Contrary to the present study, Najmi et al. in India [39] reported an association between TLR4 Asp299Gly and Thr399Ile polymorphisms and susceptibility to pulmonary tuberculosis especially in severe form of the disease (P = 0.001). The differences between result of the current study and that by Najmi et al. [39] described the differences in the number of enrolled subjects and higher frequencies of both mutant alleles in Indian population. The results of our study are consistent with the reports of Zafra et al. in Colombia [23], Newport et al. in Gambia [35], Rosas-Taraco et al. in Mexico [38], and Velez et al. in USA [40].

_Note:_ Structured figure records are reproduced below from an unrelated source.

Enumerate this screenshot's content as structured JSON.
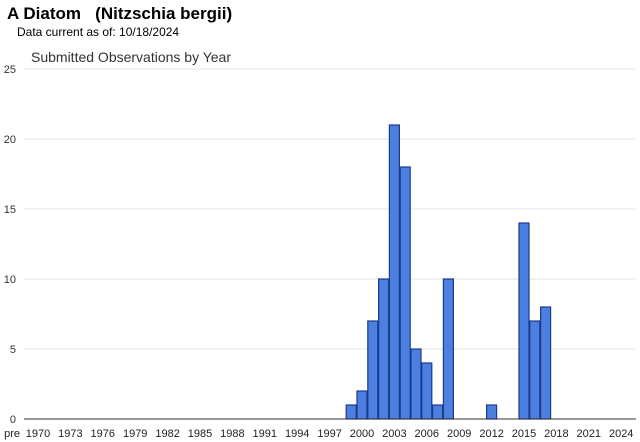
{
  "header": {
    "title": "A Diatom   (Nitzschia bergii)",
    "data_current_label": "Data current as of: 10/18/2024"
  },
  "colors": {
    "bar_fill": "#4c7fe0",
    "bar_stroke": "#1a3a8a",
    "grid": "#e3e3e3",
    "axis": "#333333"
  },
  "chart_data": {
    "type": "bar",
    "title": "Submitted Observations by Year",
    "xlabel": "",
    "ylabel": "",
    "ylim": [
      0,
      25
    ],
    "yticks": [
      0,
      5,
      10,
      15,
      20,
      25
    ],
    "grid": true,
    "xtick_labels": [
      "pre",
      "1970",
      "1973",
      "1976",
      "1979",
      "1982",
      "1985",
      "1988",
      "1991",
      "1994",
      "1997",
      "2000",
      "2003",
      "2006",
      "2009",
      "2012",
      "2015",
      "2018",
      "2021",
      "2024"
    ],
    "categories": [
      "1999",
      "2000",
      "2001",
      "2002",
      "2003",
      "2004",
      "2005",
      "2006",
      "2007",
      "2008",
      "2012",
      "2015",
      "2016",
      "2017"
    ],
    "values": [
      1,
      2,
      7,
      10,
      21,
      18,
      5,
      4,
      1,
      10,
      1,
      14,
      7,
      8
    ]
  }
}
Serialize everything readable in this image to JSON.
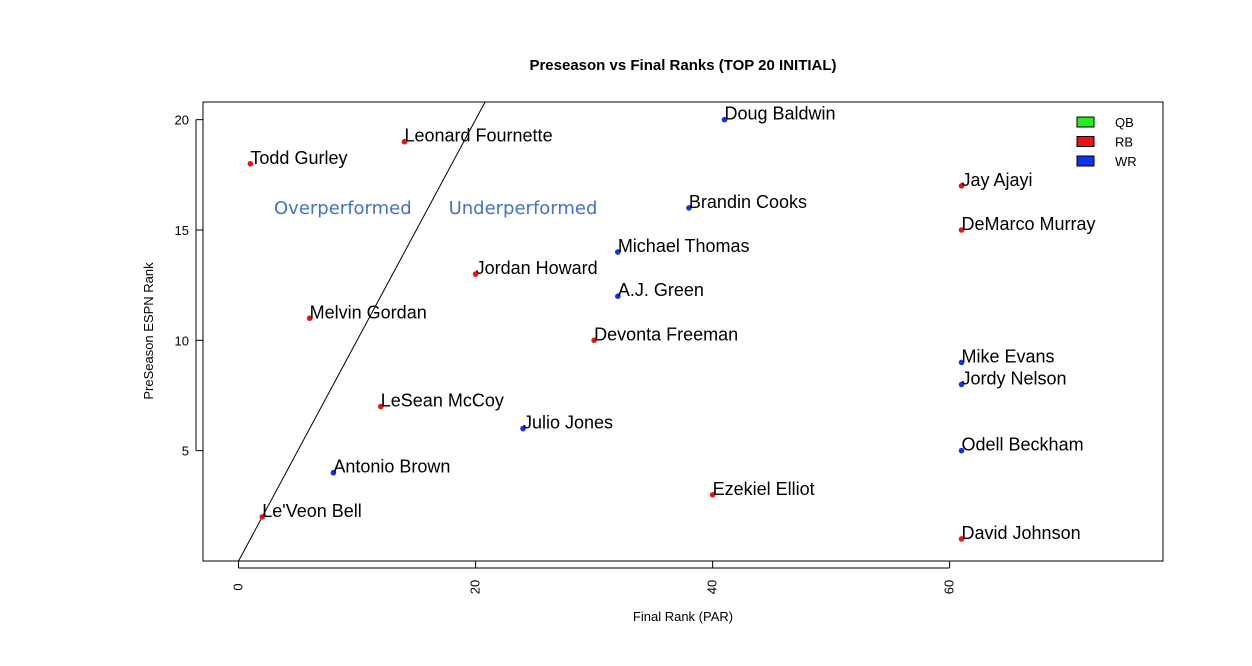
{
  "chart_data": {
    "type": "scatter",
    "title": "Preseason vs Final Ranks (TOP 20 INITIAL)",
    "xlabel": "Final Rank (PAR)",
    "ylabel": "PreSeason ESPN Rank",
    "xlim": [
      -3,
      78
    ],
    "ylim": [
      0,
      20.8
    ],
    "xticks": [
      0,
      20,
      40,
      60
    ],
    "yticks": [
      5,
      10,
      15,
      20
    ],
    "grid": false,
    "legend_position": "top-right",
    "legend": [
      {
        "name": "QB",
        "color": "#22ee22"
      },
      {
        "name": "RB",
        "color": "#ee1111"
      },
      {
        "name": "WR",
        "color": "#1133ee"
      }
    ],
    "reference_line": {
      "x1": 0,
      "y1": 0,
      "x2": 21,
      "y2": 21
    },
    "annotations": [
      {
        "text": "Overperformed",
        "x": 8.8,
        "y": 16.0,
        "color": "#4472c4"
      },
      {
        "text": "Underperformed",
        "x": 24.0,
        "y": 16.0,
        "color": "#4472c4"
      }
    ],
    "points": [
      {
        "label": "Doug Baldwin",
        "x": 41,
        "y": 20,
        "position": "WR"
      },
      {
        "label": "Leonard Fournette",
        "x": 14,
        "y": 19,
        "position": "RB"
      },
      {
        "label": "Todd Gurley",
        "x": 1,
        "y": 18,
        "position": "RB"
      },
      {
        "label": "Jay Ajayi",
        "x": 61,
        "y": 17,
        "position": "RB"
      },
      {
        "label": "Brandin Cooks",
        "x": 38,
        "y": 16,
        "position": "WR"
      },
      {
        "label": "DeMarco Murray",
        "x": 61,
        "y": 15,
        "position": "RB"
      },
      {
        "label": "Michael Thomas",
        "x": 32,
        "y": 14,
        "position": "WR"
      },
      {
        "label": "Jordan Howard",
        "x": 20,
        "y": 13,
        "position": "RB"
      },
      {
        "label": "A.J. Green",
        "x": 32,
        "y": 12,
        "position": "WR"
      },
      {
        "label": "Melvin Gordan",
        "x": 6,
        "y": 11,
        "position": "RB"
      },
      {
        "label": "Devonta Freeman",
        "x": 30,
        "y": 10,
        "position": "RB"
      },
      {
        "label": "Mike Evans",
        "x": 61,
        "y": 9,
        "position": "WR"
      },
      {
        "label": "Jordy Nelson",
        "x": 61,
        "y": 8,
        "position": "WR"
      },
      {
        "label": "LeSean McCoy",
        "x": 12,
        "y": 7,
        "position": "RB"
      },
      {
        "label": "Julio Jones",
        "x": 24,
        "y": 6,
        "position": "WR"
      },
      {
        "label": "Odell Beckham",
        "x": 61,
        "y": 5,
        "position": "WR"
      },
      {
        "label": "Antonio Brown",
        "x": 8,
        "y": 4,
        "position": "WR"
      },
      {
        "label": "Ezekiel Elliot",
        "x": 40,
        "y": 3,
        "position": "RB"
      },
      {
        "label": "Le'Veon Bell",
        "x": 2,
        "y": 2,
        "position": "RB"
      },
      {
        "label": "David Johnson",
        "x": 61,
        "y": 1,
        "position": "RB"
      }
    ]
  }
}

In addition, Ferwerda et al. and Pulido et al. revealed a relation between TLR4 Asp299Gly polymorphism and active TB only in HIV-infected patients in Tanzania and Spain, respectively [36, 37].

In this study, the mutant allele frequency of TLR9-1486C/T polymorphism in controls was 25.2 percent, which is similar to that found previously in Chinese [28], Iranian [29], South Indian [41], and Indonesian females [42] populations, but not with the Japanese [22]. Similar to the present study, results of Selvaraj et al. [41] and Kobayashi et al. [42] did not support the association between TLR9-1486T/C polymorphism and the prevalence of pulmonary TB.

The present study revealed the synergic effect of TI,II/CC genotypes of TLR4 Thr399Ile and TLR9 T-1486C polymorphisms with the increasing risk of pulmonary TB. This result was the first published report about synergic effect of these genes on pulmonary tuberculosis susceptibility.

In conclusion, we demonstrated that TLR4 Asp299Gly and Thr399Ile and TLR9-1486T/C polymorphisms were not associated with susceptibility to pulmonary tuberculosis. Moreover, the frequencies of TLR4 299Gly and 399Ile alleles were nearly rare in southeastern Iran both in the patients and in the healthy controls. Due to the relatively small number of patients and the possibility of racial differences, further investigations using a larger sample size and different ethnicities to confirm the present findings are necessary.